Why Creatine Is Important

Creatine is a nonessential dietary component found in abundance in meat and fish. The body also makes creatine by using other dietary components called amino acids. Creatine is transported into muscle and nerves where it is joined with phosphate to form phosphocreatine. Phosphocreatine can not leave a cell; instead it donates its phosphate to a partially depleted energy source. The transfer results in the fully loaded compound adenosine triphosphate (ATP) – the immediate supplier of energy for all cells, particularly muscle and nerve cells.

Having extra phosphocreatine in muscle cells helps to boost performance in many aspects of sport including jumping, sprinting and repetitions of these actions and thus to enhance performance in sports requiring either short-term all out effort or repeated stop and go activities.

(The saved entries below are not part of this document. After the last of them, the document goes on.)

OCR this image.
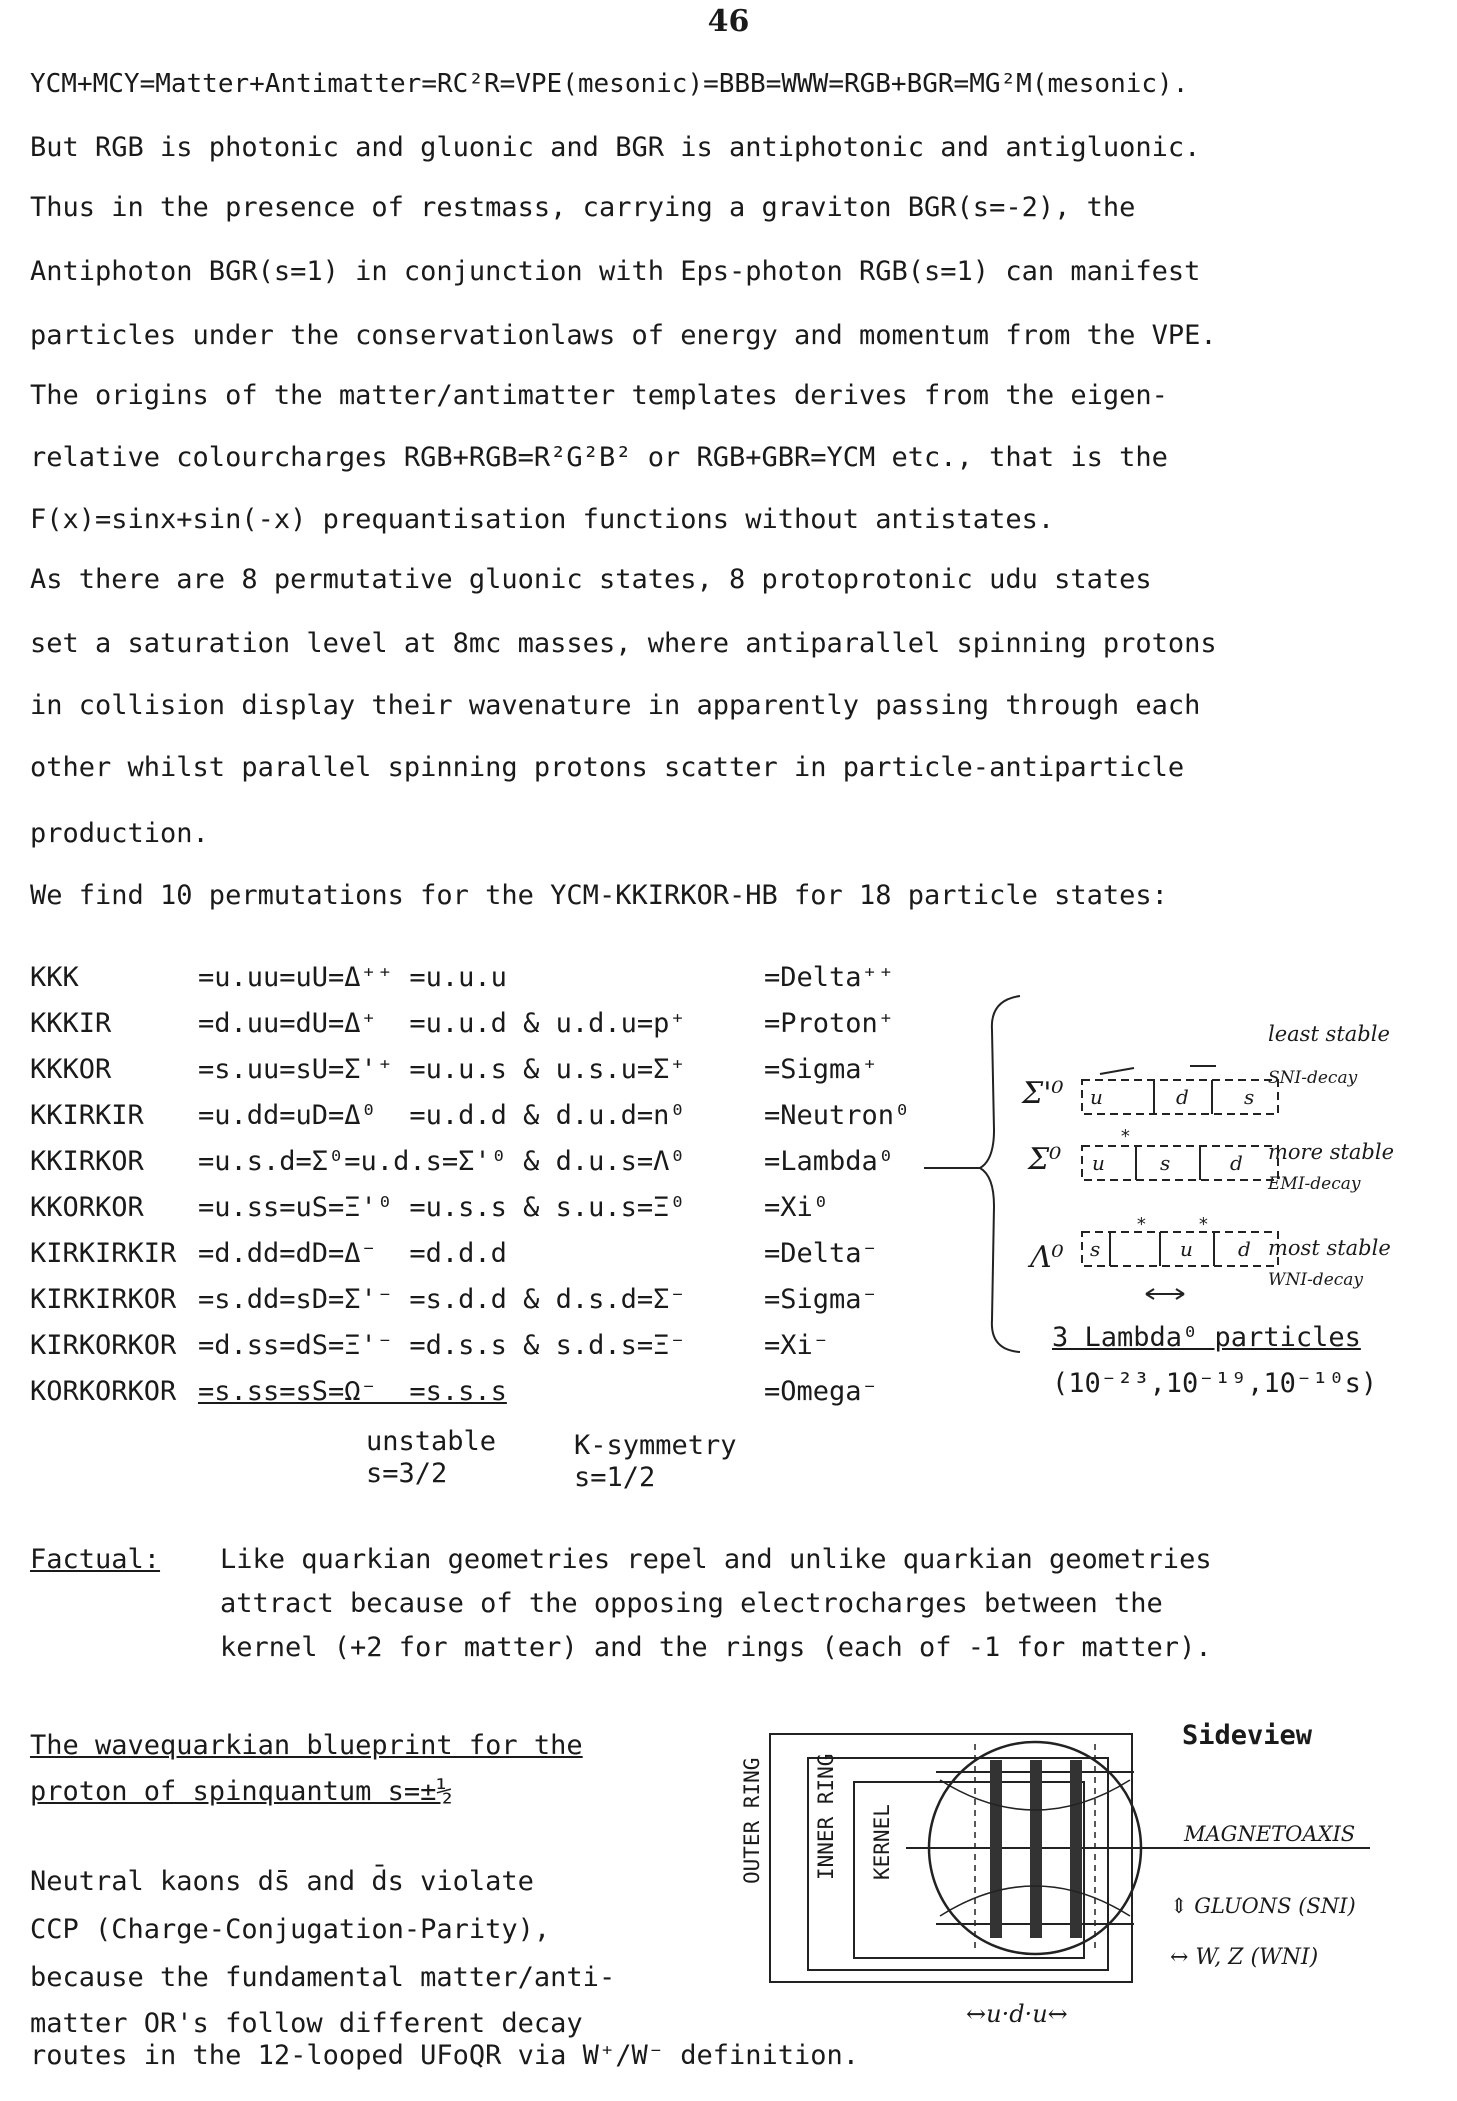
46
YCM+MCY=Matter+Antimatter=RC²R=VPE(mesonic)=BBB=WWW=RGB+BGR=MG²M(mesonic).
But RGB is photonic and gluonic and BGR is antiphotonic and antigluonic.
Thus in the presence of restmass, carrying a graviton BGR(s=-2), the
Antiphoton BGR(s=1) in conjunction with Eps-photon RGB(s=1) can manifest
particles under the conservationlaws of energy and momentum from the VPE.
The origins of the matter/antimatter templates derives from the eigen-
relative colourcharges RGB+RGB=R²G²B² or RGB+GBR=YCM etc., that is the
F(x)=sinx+sin(-x) prequantisation functions without antistates.
As there are 8 permutative gluonic states, 8 protoprotonic udu states
set a saturation level at 8mc masses, where antiparallel spinning protons
in collision display their wavenature in apparently passing through each
other whilst parallel spinning protons scatter in particle-antiparticle
production.
We find 10 permutations for the YCM-KKIRKOR-HB for 18 particle states:
KKK	=u.uu=uU=Δ⁺⁺ =u.u.u	=Delta⁺⁺
KKKIR	=d.uu=dU=Δ⁺  =u.u.d & u.d.u=p⁺	=Proton⁺
KKKOR	=s.uu=sU=Σ'⁺ =u.u.s & u.s.u=Σ⁺	=Sigma⁺
KKIRKIR =u.dd=uD=Δ⁰  =u.d.d & d.u.d=n⁰	=Neutron⁰
KKIRKOR =u.s.d=Σ⁰=u.d.s=Σ'⁰ & d.u.s=Λ⁰	=Lambda⁰
KKORKOR =u.ss=uS=Ξ'⁰ =u.s.s & s.u.s=Ξ⁰	=Xi⁰
KIRKIRKIR =d.dd=dD=Δ⁻  =d.d.d	=Delta⁻
KIRKIRKOR =s.dd=sD=Σ'⁻ =s.d.d & d.s.d=Σ⁻	=Sigma⁻
KIRKORKOR =d.ss=dS=Ξ'⁻ =d.s.s & s.d.s=Ξ⁻	=Xi⁻
KORKORKOR =s.ss=sS=Ω⁻  =s.s.s	=Omega⁻
unstable
s=3/2
K-symmetry
s=1/2
*
*	*
Σ'⁰ u	d	s
least stable
SNI-decay
Σ⁰ u	s	d more stable
EMI-decay
Λ⁰ s	u d most stable
WNI-decay
3 Lambda⁰ particles
(10⁻²³,10⁻¹⁹,10⁻¹⁰s)
Factual: Like quarkian geometries repel and unlike quarkian geometries
attract because of the opposing electrocharges between the
kernel (+2 for matter) and the rings (each of -1 for matter).
The wavequarkian blueprint for the
proton of spinquantum s=±½
Neutral kaons ds̄ and d̄s violate
CCP (Charge-Conjugation-Parity),
because the fundamental matter/anti-
matter OR's follow different decay
routes in the 12-looped UFoQR via W⁺/W⁻ definition.
Sideview
OUTER RING INNER RING KERNEL	MAGNETOAXIS
⇕ GLUONS (SNI)
↔ W, Z (WNI)
↔u·d·u↔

Athletes involved in sports like football, soccer, sprinting in track and swimming, basketball, and hockey may hike performance from increasing muscle phosphocreatine content. Phosphocreatine also may help athletes to recover from repeated heavy training session like pre-season training camps.

- Henry C. Lukaski, Oct. 2006, Agricultural Research Service, USDA

Quick Tip

of the month:

Here’s a tip from personal trainer Dave Patterson, in Tacoma, Washington: For a mild lemon cookie taste, combine 2 scoops of Plain Shortbread Contest Cookie™ mix and 2 scoops of Lemon Flavor Shortbread Contest Cookie™ mix with 8 tablespoons of CapTri® and bake according to package directions. Dave bakes them   for his gym and his clients love this new twist!

Dominique’s

Time Cruncher

Save time at the grocery store by organizing your shopping list according to how the grocery store is laid out. For example, group all of the produce department items together on your list, and this way you won’t be backtracking to the aisles you’ve already been down, which will save you time.